Arias expresó que hay un 15 % de pacientes con tumores que siguen con el dolor pese a tomar los medicamentos. Estos casos son conocidos como "dolor refractario por cáncer".

En estos se ocupa el bloqueo para reducir el dolor. En algunos casos desaparece del todo y en otros mejoran bastante.

Arias dijo que todos los pacientes con dolor pueden ser tratados, pero las estrategias son diferentes.

Una de las limitantes que tienen es la disponibilidad de fármacos, porque son de alto costo.
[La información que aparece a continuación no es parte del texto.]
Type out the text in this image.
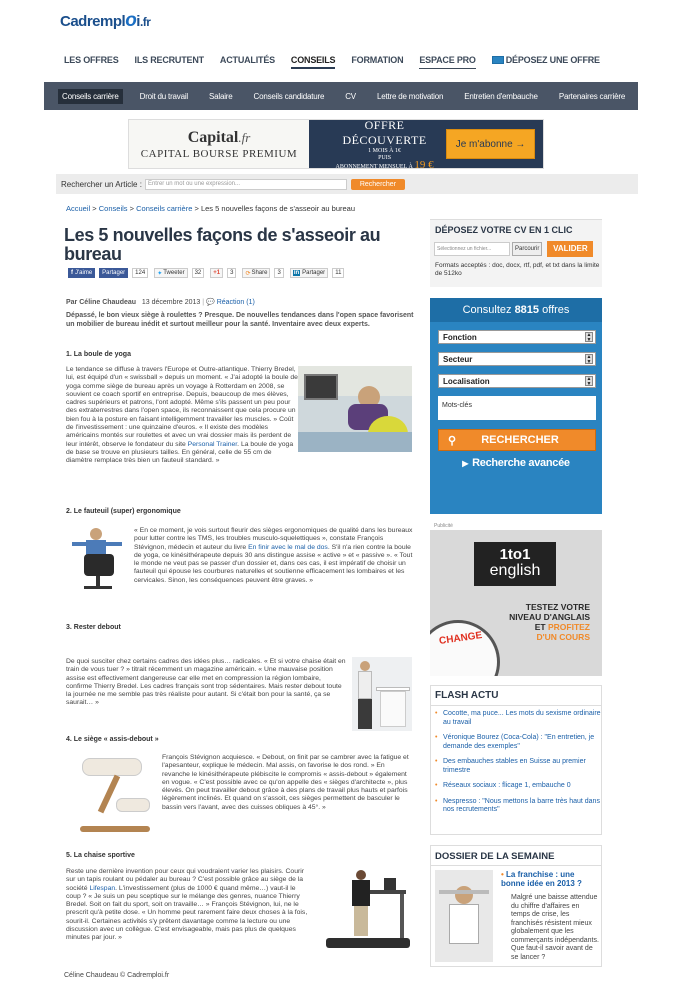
Cadremploi.fr
LES OFFRES ILS RECRUTENT ACTUALITÉS CONSEILS FORMATION ESPACE PRO	DÉPOSEZ UNE OFFRE
Conseils carrière	Droit du travail	Salaire	Conseils candidature	CV	Lettre de motivation	Entretien d'embauche	Partenaires carrière
Capital.fr
CAPITAL BOURSE PREMIUM
OFFRE DÉCOUVERTE
1 MOIS À 1€
PUIS
ABONNEMENT MENSUEL À 19 €
Je m'abonne →
Rechercher un Article :	Entrer un mot ou une expression...	Rechercher
Accueil > Conseils > Conseils carrière > Les 5 nouvelles façons de s'asseoir au bureau
Les 5 nouvelles façons de s'asseoir au bureau
f J'aime	Partager	124	✦ Tweeter	32	+1	3	⟳ Share	3	in Partager	11
Par Céline Chaudeau 13 décembre 2013 | 💬 Réaction (1)

Dépassé, le bon vieux siège à roulettes ? Presque. De nouvelles tendances dans l'open space favorisent un mobilier de bureau inédit et surtout meilleur pour la santé. Inventaire avec deux experts.

1. La boule de yoga

Le tendance se diffuse à travers l'Europe et Outre-atlantique. Thierry Bredel, lui, est équipé d'un « swissball » depuis un moment. « J'ai adopté la boule de yoga comme siège de bureau après un voyage à Rotterdam en 2008, se souvient ce coach sportif en entreprise. Depuis, beaucoup de mes élèves, cadres supérieurs et patrons, l'ont adopté. Même s'ils passent un peu pour des extraterrestres dans l'open space, ils reconnaissent que cela procure un bien fou à la posture en faisant intelligemment travailler les muscles. » Coût de l'investissement : une quinzaine d'euros. « Il existe des modèles américains montés sur roulettes et avec un vrai dossier mais ils perdent de leur intérêt, observe le fondateur du site Personal Trainer. La boule de yoga de base se trouve en plusieurs tailles. En général, celle de 55 cm de diamètre remplace très bien un fauteuil standard. »

2. Le fauteuil (super) ergonomique

« En ce moment, je vois surtout fleurir des sièges ergonomiques de qualité dans les bureaux pour lutter contre les TMS, les troubles musculo-squelettiques », constate François Stévignon, médecin et auteur du livre En finir avec le mal de dos. S'il n'a rien contre la boule de yoga, ce kinésithérapeute depuis 30 ans distingue assise « active » et « passive ». « Tout le monde ne veut pas se passer d'un dossier et, dans ces cas, il est impératif de choisir un fauteuil qui épouse les courbures naturelles et soutienne efficacement les lombaires et les cervicales. Sinon, les conséquences peuvent être graves. »

3. Rester debout

De quoi susciter chez certains cadres des idées plus… radicales. « Et si votre chaise était en train de vous tuer ? » titrait récemment un magazine américain. « Une mauvaise position assise est effectivement dangereuse car elle met en compression la région lombaire, confirme Thierry Bredel. Les cadres français sont trop sédentaires. Mais rester debout toute la journée ne me semble pas très réaliste pour autant. Si c'était bon pour la santé, ça se saurait… »

4. Le siège « assis-debout »

François Stévignon acquiesce. « Debout, on finit par se cambrer avec la fatigue et l'apesanteur, explique le médecin. Mal assis, on favorise le dos rond. » En revanche le kinésithérapeute plébiscite le compromis « assis-debout » également en vogue. « C'est possible avec ce qu'on appelle des « sièges d'architecte », plus élevés. On peut travailler debout grâce à des plans de travail plus hauts et parfois légèrement inclinés. Et quand on s'assoit, ces sièges permettent de basculer le bassin vers l'avant, avec des cuisses obliques à 45°. »

5. La chaise sportive

Reste une dernière invention pour ceux qui voudraient varier les plaisirs. Courir sur un tapis roulant ou pédaler au bureau ? C'est possible grâce au siège de la société Lifespan. L'investissement (plus de 1000 € quand même…) vaut-il le coup ? « Je suis un peu sceptique sur le mélange des genres, nuance Thierry Bredel. Soit on fait du sport, soit on travaille… » François Stévignon, lui, ne le prescrit qu'à petite dose. « Un homme peut rarement faire deux choses à la fois, sourit-il. Certaines activités s'y prêtent davantage comme la lecture ou une discussion avec un collègue. C'est envisageable, mais pas plus de quelques minutes par jour. »

Céline Chaudeau © Cadremploi.fr
DÉPOSEZ VOTRE CV EN 1 CLIC
Sélectionnez un fichier...	Parcourir	VALIDER
Formats acceptés : doc, docx, rtf, pdf, et txt dans la limite de 512ko
Consultez 8815 offres
Fonction	▲
▼
Secteur	▲
▼
Localisation	▲
▼
Mots-clés
⚲	RECHERCHER
▶ Recherche avancée
Publicité
1to1
english
TESTEZ VOTRE
NIVEAU D'ANGLAIS
ET PROFITEZ
D'UN COURS
CHANGE
FLASH ACTU
• Cocotte, ma puce... Les mots du sexisme ordinaire au travail
• Véronique Bourez (Coca-Cola) : "En entretien, je demande des exemples"
• Des embauches stables en Suisse au premier trimestre
• Réseaux sociaux : flicage 1, embauche 0
• Nespresso : "Nous mettons la barre très haut dans nos recrutements"
DOSSIER DE LA SEMAINE
• La franchise : une bonne idée en 2013 ?
Malgré une baisse attendue du chiffre d'affaires en temps de crise, les franchisés résistent mieux globalement que les commerçants indépendants. Que faut-il savoir avant de se lancer ?
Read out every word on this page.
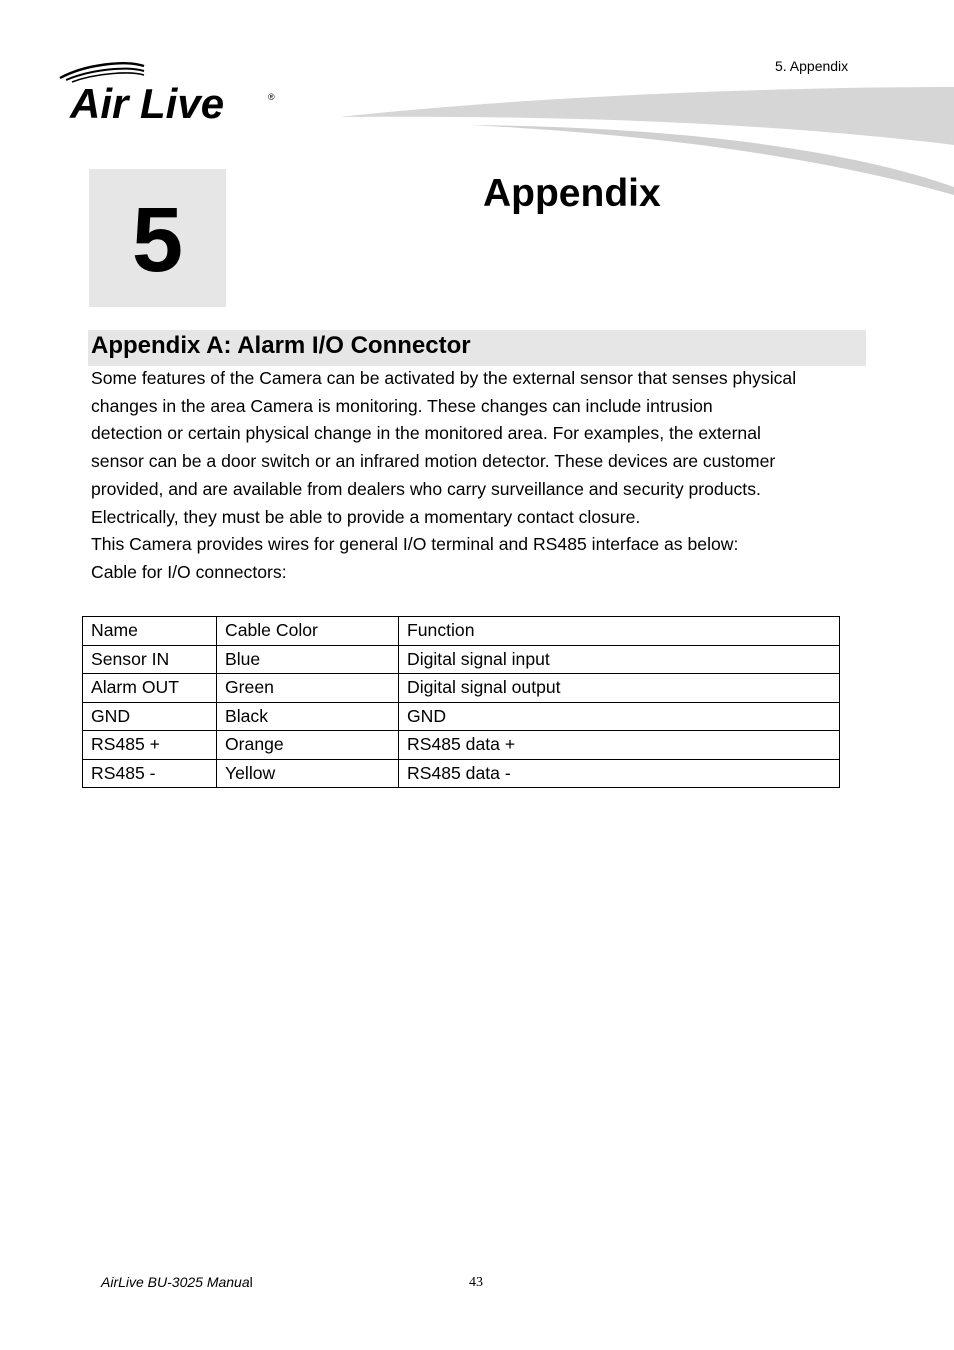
5. Appendix
Air Live	®
5	Appendix
Appendix A: Alarm I/O Connector
Some features of the Camera can be activated by the external sensor that senses physical
changes in the area Camera is monitoring. These changes can include intrusion
detection or certain physical change in the monitored area. For examples, the external
sensor can be a door switch or an infrared motion detector. These devices are customer
provided, and are available from dealers who carry surveillance and security products.
Electrically, they must be able to provide a momentary contact closure.
This Camera provides wires for general I/O terminal and RS485 interface as below:
Cable for I/O connectors:
Name	Cable Color	Function
Sensor IN	Blue	Digital signal input
Alarm OUT	Green	Digital signal output
GND	Black	GND
RS485 +	Orange	RS485 data +
RS485 -	Yellow	RS485 data -
AirLive BU-3025 Manual	43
Cuando el tratamiento con medicina no funciona, se recurre a los procedimientos de mínima invasión.

Todos los viernes, en el consultorio son atendidos entre 10 y 18 pacientes, el mayor porcentaje son mayores de 50 años. "Tener dolor limita de manera importante la calidad de vida en las etapas finales, uno de los grandes beneficios es que esta gente (con cáncer) tiene calidad de vida al final", comentó el algólogo.

En el Rosales, hasta finales del año pasado solo disponían de fármacos de menor potencia, pero en la primera semana de diciembre de 2013, la viceministra de Salud, Violeta Menjívar, se comprometió a que no faltarían los productos para tratar estas dolencias.

"Hay un compromiso que sale desde el Ministerio de Salud: que no vayan a faltarlos fármacos, sobre todo morfina que se usa mucho en estos casos", dijo la viceministra.

Las declaraciones las dio en el marco del anuncio de la creación de seis clínicas para manejar el dolor en los hospitales nacionales: Rosales, Bloom, Maternidad, San Rafael, San Juan de Dios de Santa Ana y de San Miguel.